Management of Hearing Loss in a Case of Vestibular Aqueduct Syndrome
Georgia, an 11-year-old girl, was identified with left unilateral hearing loss following a failed newborn hearing screen. She has received pediatric audiology care in the same medical center for the past 11 years. This case study reviews the comprehensive audiologic, otologic, and educational follow-up needed when an infant is diagnosed with unilateral hearing loss.

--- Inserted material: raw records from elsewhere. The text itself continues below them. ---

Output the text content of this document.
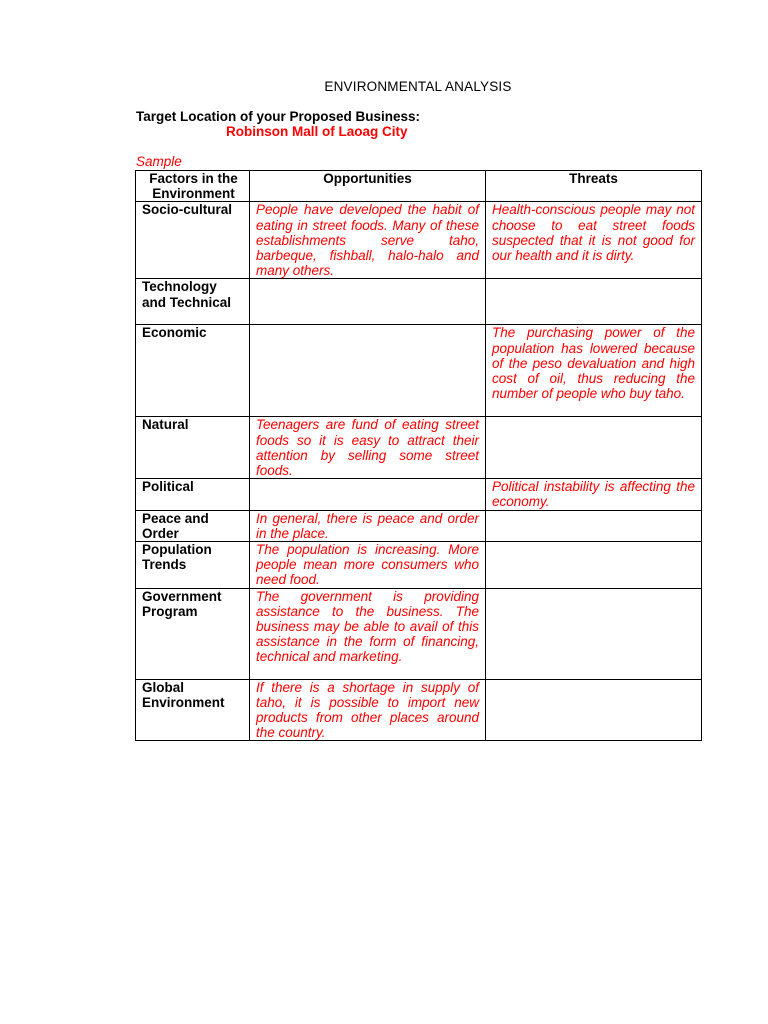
ENVIRONMENTAL ANALYSIS
Target Location of your Proposed Business:
Robinson Mall of Laoag City
Sample
Factors in the Environment	Opportunities	Threats
Socio-cultural	People have developed the habit of eating in street foods. Many of these establishments serve taho, barbeque, fishball, halo-halo and many others.	Health-conscious people may not choose to eat street foods suspected that it is not good for our health and it is dirty.
Technology and Technical		
Economic		The purchasing power of the population has lowered because of the peso devaluation and high cost of oil, thus reducing the number of people who buy taho.
Natural	Teenagers are fund of eating street foods so it is easy to attract their attention by selling some street foods.	
Political		Political instability is affecting the economy.
Peace and Order	In general, there is peace and order in the place.	
Population Trends	The population is increasing. More people mean more consumers who need food.	
Government Program	The government is providing assistance to the business. The business may be able to avail of this assistance in the form of financing, technical and marketing.	
Global Environment	If there is a shortage in supply of taho, it is possible to import new products from other places around the country.	
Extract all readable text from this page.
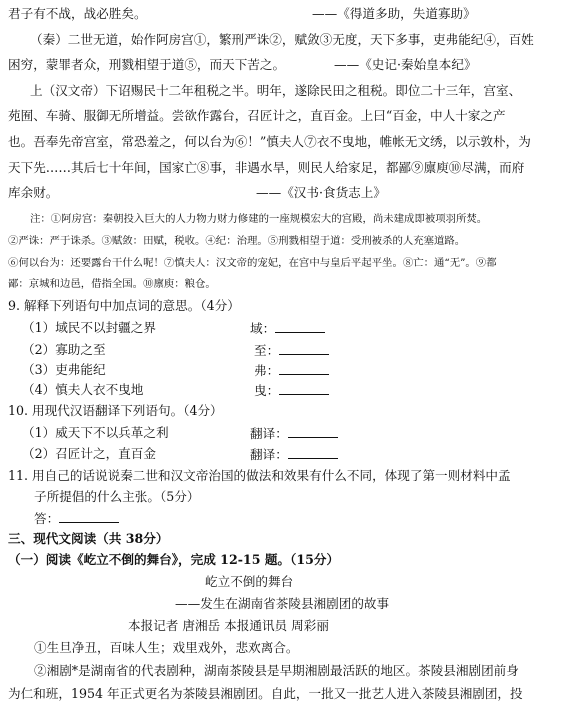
君子有不战，战必胜矣。	——《得道多助，失道寡助》
（秦）二世无道，始作阿房宫①，繁刑严诛②，赋敛③无度，天下多事，吏弗能纪④，百姓
困穷，蒙罪者众，刑戮相望于道⑤，而天下苦之。	——《史记·秦始皇本纪》
上（汉文帝）下诏赐民十二年租税之半。明年，遂除民田之租税。即位二十三年，宫室、
苑囿、车骑、服御无所增益。尝欲作露台，召匠计之，直百金。上曰“百金，中人十家之产
也。吾奉先帝宫室，常恐羞之，何以台为⑥！”慎夫人⑦衣不曳地，帷帐无文绣，以示敦朴，为
天下先……其后七十年间，国家亡⑧事，非遇水旱，则民人给家足，都鄙⑨廪庾⑩尽满，而府
库余财。	——《汉书·食货志上》
注：①阿房宫：秦朝投入巨大的人力物力财力修建的一座规模宏大的宫殿，尚未建成即被项羽所焚。
②严诛：严于诛杀。③赋敛：田赋，税收。④纪：治理。⑤刑戮相望于道：受刑被杀的人充塞道路。
⑥何以台为：还要露台干什么呢！⑦慎夫人：汉文帝的宠妃，在宫中与皇后平起平坐。⑧亡：通“无”。⑨都
鄙：京城和边邑，借指全国。⑩廪庾：粮仓。
9. 解释下列语句中加点词的意思。（4分）
（1）域民不以封疆之界	域：
（2）寡助之至	至：
（3）吏弗能纪	弗：
（4）慎夫人衣不曳地	曳：
10. 用现代汉语翻译下列语句。（4分）
（1）威天下不以兵革之利	翻译：
（2）召匠计之，直百金	翻译：
11. 用自己的话说说秦二世和汉文帝治国的做法和效果有什么不同，体现了第一则材料中孟
子所提倡的什么主张。（5分）
答：
三、现代文阅读（共 38分）
（一）阅读《屹立不倒的舞台》，完成 12-15 题。（15分）
屹立不倒的舞台
——发生在湖南省茶陵县湘剧团的故事
本报记者 唐湘岳 本报通讯员 周彩丽
①生旦净丑，百味人生；戏里戏外，悲欢离合。
②湘剧*是湖南省的代表剧种，湖南茶陵县是早期湘剧最活跃的地区。茶陵县湘剧团前身
为仁和班，1954 年正式更名为茶陵县湘剧团。自此，一批又一批艺人进入茶陵县湘剧团，投
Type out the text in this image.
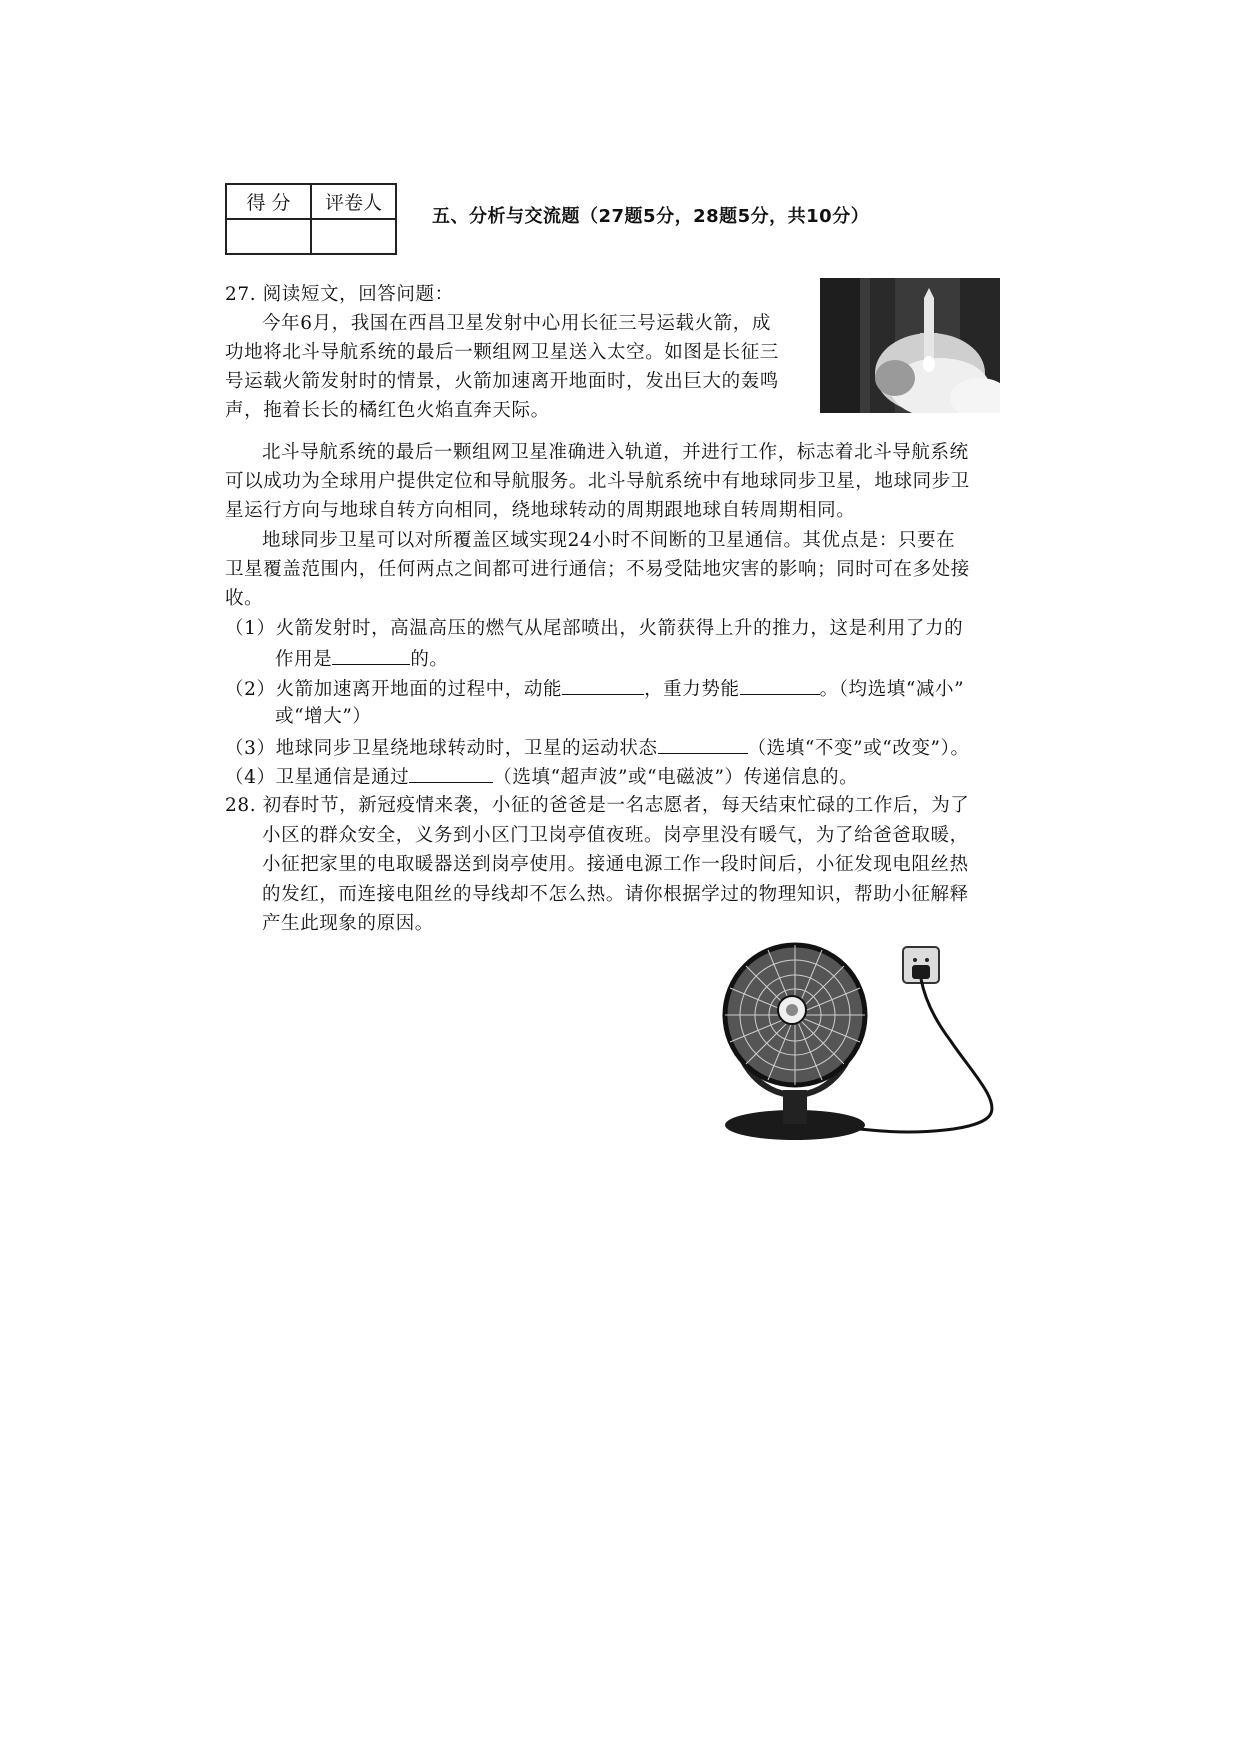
得 分	评卷人

五、分析与交流题（27题5分，28题5分，共10分）
27. 阅读短文，回答问题：
今年6月，我国在西昌卫星发射中心用长征三号运载火箭，成
功地将北斗导航系统的最后一颗组网卫星送入太空。如图是长征三
号运载火箭发射时的情景，火箭加速离开地面时，发出巨大的轰鸣
声，拖着长长的橘红色火焰直奔天际。
北斗导航系统的最后一颗组网卫星准确进入轨道，并进行工作，标志着北斗导航系统
可以成功为全球用户提供定位和导航服务。北斗导航系统中有地球同步卫星，地球同步卫
星运行方向与地球自转方向相同，绕地球转动的周期跟地球自转周期相同。
地球同步卫星可以对所覆盖区域实现24小时不间断的卫星通信。其优点是：只要在
卫星覆盖范围内，任何两点之间都可进行通信；不易受陆地灾害的影响；同时可在多处接
收。
（1）火箭发射时，高温高压的燃气从尾部喷出，火箭获得上升的推力，这是利用了力的
作用是	的。
（2）火箭加速离开地面的过程中，动能	，重力势能	。（均选填“减小”
或“增大”）
（3）地球同步卫星绕地球转动时，卫星的运动状态	（选填“不变”或“改变”）。
（4）卫星通信是通过	（选填“超声波”或“电磁波”）传递信息的。
28. 初春时节，新冠疫情来袭，小征的爸爸是一名志愿者，每天结束忙碌的工作后，为了
小区的群众安全，义务到小区门卫岗亭值夜班。岗亭里没有暖气，为了给爸爸取暖，
小征把家里的电取暖器送到岗亭使用。接通电源工作一段时间后，小征发现电阻丝热
的发红，而连接电阻丝的导线却不怎么热。请你根据学过的物理知识，帮助小征解释
产生此现象的原因。
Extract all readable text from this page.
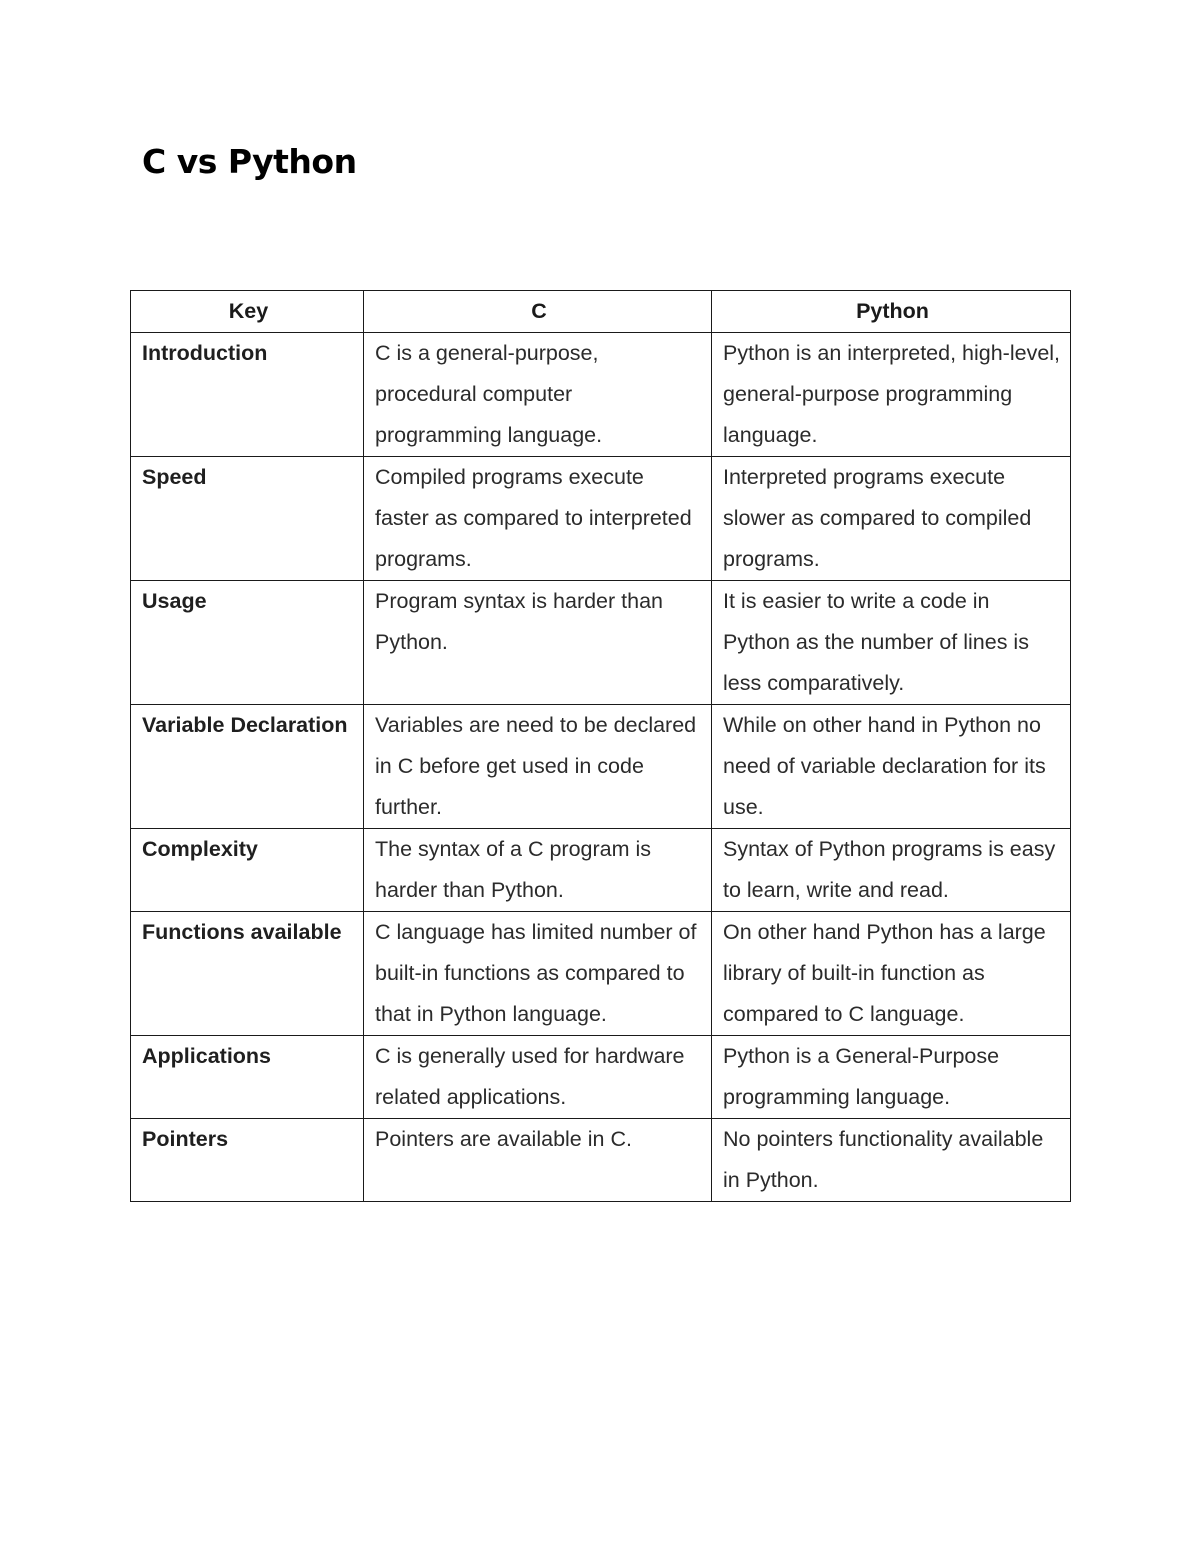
C vs Python
Key	C	Python
Introduction	C is a general-purpose, procedural computer programming language.	Python is an interpreted, high-level, general-purpose programming language.
Speed	Compiled programs execute faster as compared to interpreted programs.	Interpreted programs execute slower as compared to compiled programs.
Usage	Program syntax is harder than Python.	It is easier to write a code in Python as the number of lines is less comparatively.
Variable Declaration	Variables are need to be declared in C before get used in code further.	While on other hand in Python no need of variable declaration for its use.
Complexity	The syntax of a C program is harder than Python.	Syntax of Python programs is easy to learn, write and read.
Functions available	C language has limited number of built-in functions as compared to that in Python language.	On other hand Python has a large library of built-in function as compared to C language.
Applications	C is generally used for hardware related applications.	Python is a General-Purpose programming language.
Pointers	Pointers are available in C.	No pointers functionality available in Python.
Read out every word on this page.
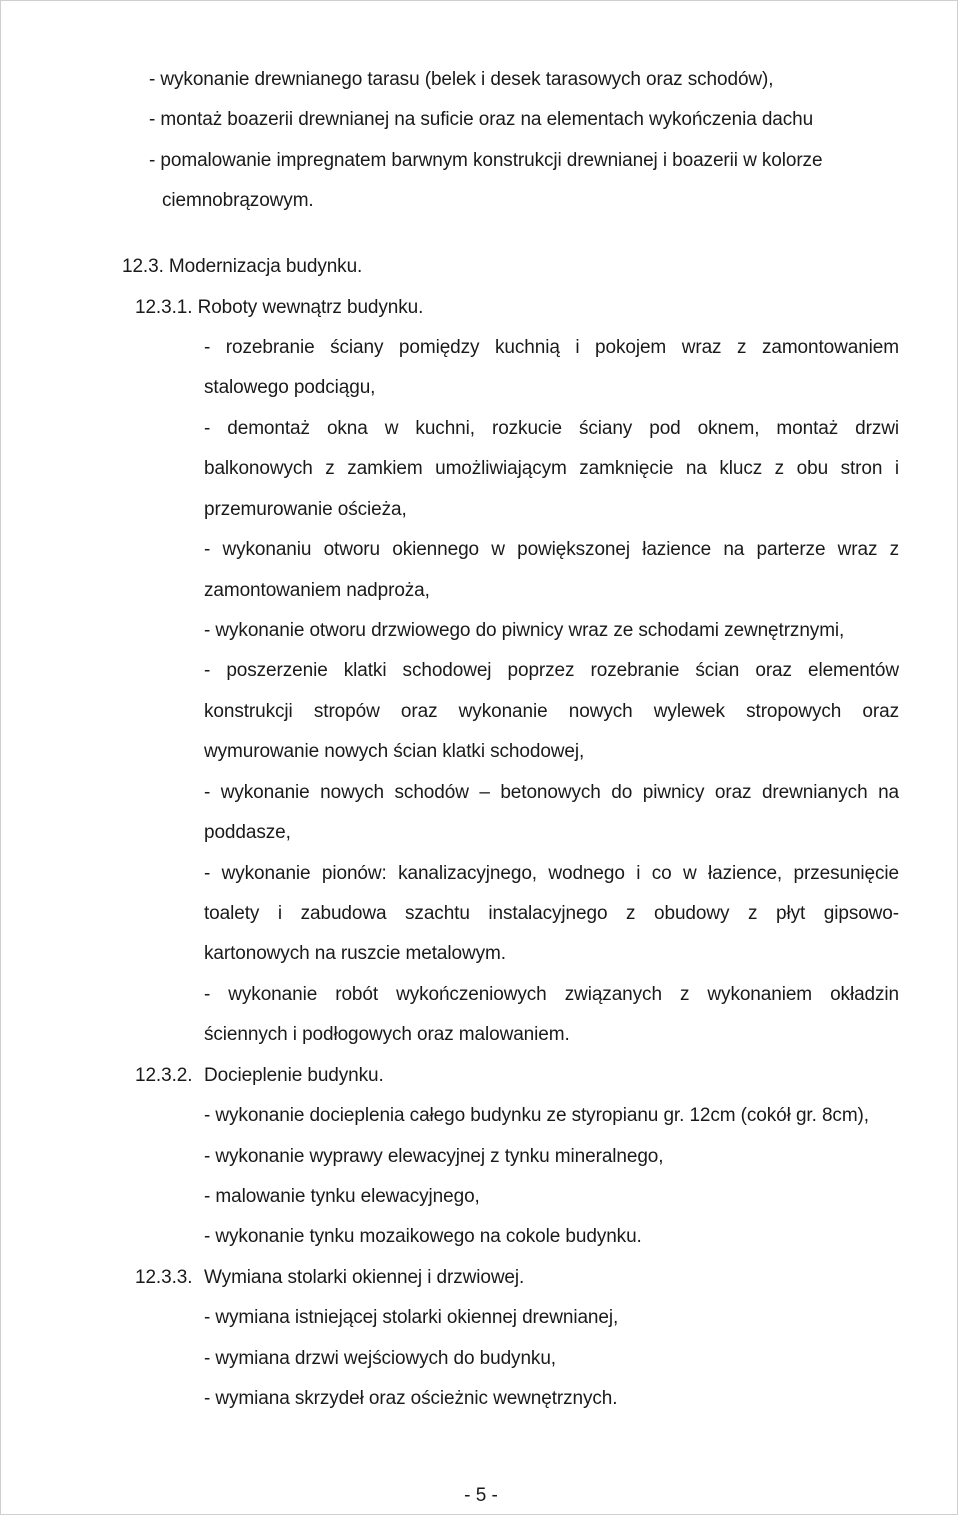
- wykonanie drewnianego tarasu (belek i desek tarasowych oraz schodów),
- montaż boazerii drewnianej na suficie oraz na elementach wykończenia dachu
- pomalowanie impregnatem barwnym konstrukcji drewnianej i boazerii w kolorze
ciemnobrązowym.
12.3. Modernizacja budynku.
12.3.1. Roboty wewnątrz budynku.
- rozebranie ściany pomiędzy kuchnią i pokojem wraz z zamontowaniem
stalowego podciągu,
- demontaż okna w kuchni, rozkucie ściany pod oknem, montaż drzwi
balkonowych z zamkiem umożliwiającym zamknięcie na klucz z obu stron i
przemurowanie ościeża,
- wykonaniu otworu okiennego w powiększonej łazience na parterze wraz z
zamontowaniem nadproża,
- wykonanie otworu drzwiowego do piwnicy wraz ze schodami zewnętrznymi,
- poszerzenie klatki schodowej poprzez rozebranie ścian oraz elementów
konstrukcji stropów oraz wykonanie nowych wylewek stropowych oraz
wymurowanie nowych ścian klatki schodowej,
- wykonanie nowych schodów – betonowych do piwnicy oraz drewnianych na
poddasze,
- wykonanie pionów: kanalizacyjnego, wodnego i co w łazience, przesunięcie
toalety i zabudowa szachtu instalacyjnego z obudowy z płyt gipsowo-
kartonowych na ruszcie metalowym.
- wykonanie robót wykończeniowych związanych z wykonaniem okładzin
ściennych i podłogowych oraz malowaniem.
12.3.2. Docieplenie budynku.
- wykonanie docieplenia całego budynku ze styropianu gr. 12cm (cokół gr. 8cm),
- wykonanie wyprawy elewacyjnej z tynku mineralnego,
- malowanie tynku elewacyjnego,
- wykonanie tynku mozaikowego na cokole budynku.
12.3.3. Wymiana stolarki okiennej i drzwiowej.
- wymiana istniejącej stolarki okiennej drewnianej,
- wymiana drzwi wejściowych do budynku,
- wymiana skrzydeł oraz ościeżnic wewnętrznych.
- 5 -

Georgia was born at 37 weeks’ gestation following an uncomplicated pregnancy and delivery. She weighed 8.8 lbs at birth and had Apgar scores of 8 and 9. She passed her initial newborn hearing screen with automated auditory brainstem response (AABR) in the right ear but did not pass in the left. A similar result was obtained at the time of an outpatient re-screen 1 month later. A diagnostic auditory brainstem response (ABR) evaluation at 2 months of age was consistent with normal hearing sensitivity in the right ear and a moderate sensorineural hearing loss in the left ear. The results were discussed with her family and the implications of unilateral hearing loss and potential benefits and limitations of hearing aid use for the left ear were discussed. Georgia’s parents indicated they preferred to delay hearing aid fitting until they had an opportunity to see how her speech and language developed. A return appointment was scheduled for otologic examination, and with the family’s permission, a referral was made for early intervention services. Two weeks later, an otologic examination was completed and magnetic resonance imagining (MRI) and electrocardiogram (EKG) tests were ordered. In addition, cytomegalovirus (CMV) and Connexin 26 and 30 tests were performed using the blood sample obtained to screen for metabolic disorders in the newborn period (Guthrie’s test). The EKG, CMV, and Connexin tests all came back negative. At 3 months of age, Georgia was enrolled in the state’s birth-to-three early intervention program and a teacher of the deaf and hard of hearing provided monthly in-home visits.